Clerkenwell Bridewell
- Interactive map of Clerkenwell Bridewell
- Location: Clerkenwell;
- Status: Closed
- Opened: 1615
- Closed: 1794

Notable prisoners
- John Robins (prophet)

= Clerkenwell Bridewell =

Former prison in Clerkenwell, London

Clerkenwell Bridewell (also known as 'Clerkenwell House of Correction') was a prison and correctional institute for prostitutes and vagrants located in the Clerkenwell area, immediately north of the City of London (in the modern London Borough of Islington), between c. 1615 and 1794. It was named 'Bridewell' after the Bridewell Palace, which during the 16th century had become one of the City of London's most important prisons.

In 1615 the Middlesex Commission of the Peace bought land in Clerkenwell to the north of Clerkenwell Green to build a new county prison. The house of correction known as the New Prison or Clerkenwell Bridewell was built on part of the site to take overspill from the City of London prisons. In 1663–4 a workhouse was built on the north side of the prison as a workhouse for a union or 'corporation' of Middlesex parishes, but this was defunct by 1675. After the Bridewell burnt down in 1679, the prison was moved into part of the workhouse. The rest of the workhouse had become the Quaker Workhouse by 1700. By the 1790s the workhouse had closed and the dilapidated Bridewell had been superseded by the new Coldbath Fields Prison in Mount Pleasant (also known as 'House of Correction at Cold Bath Fields').

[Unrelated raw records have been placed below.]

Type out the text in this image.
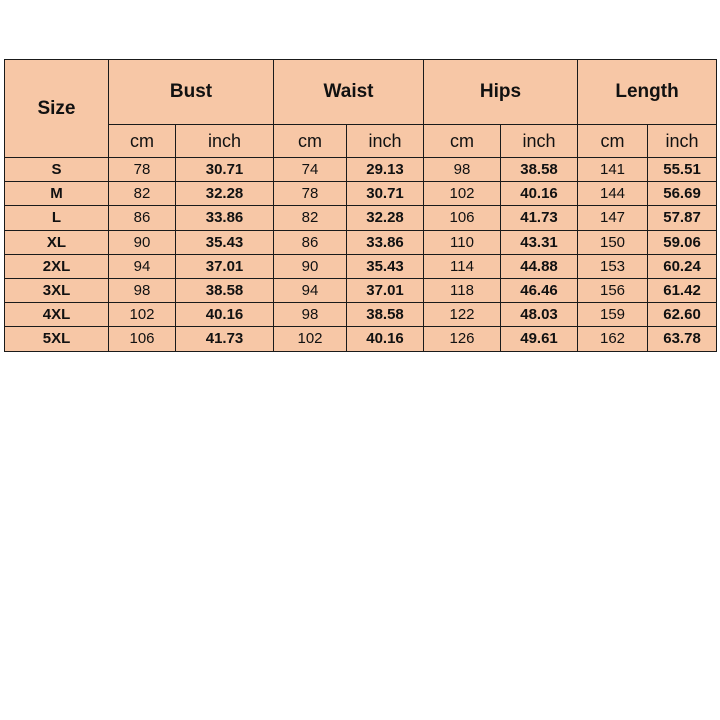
Size	Bust		Waist		Hips		Length	
	cm	inch	cm	inch	cm	inch	cm	inch
S	78	30.71	74	29.13	98	38.58	141	55.51
M	82	32.28	78	30.71	102	40.16	144	56.69
L	86	33.86	82	32.28	106	41.73	147	57.87
XL	90	35.43	86	33.86	110	43.31	150	59.06
2XL	94	37.01	90	35.43	114	44.88	153	60.24
3XL	98	38.58	94	37.01	118	46.46	156	61.42
4XL	102	40.16	98	38.58	122	48.03	159	62.60
5XL	106	41.73	102	40.16	126	49.61	162	63.78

Next door was another prison, the New Prison (1617–1877). The Clerkenwell House of Detention, also known simply as Clerkenwell Prison, was built on the site of the two former prisons. Today, the site is occupied by the former Hugh Myddleton School (1893 – c. 1960), in Bowling Green Lane, which has now been converted into flats. The Victorian vaults of the House of Detention can still be accessed from Clerkenwell Close.

==Notable inmates==
- John Robins (prophet) (fl. 1650–1652), released after signing a recantation against his former blasphemy.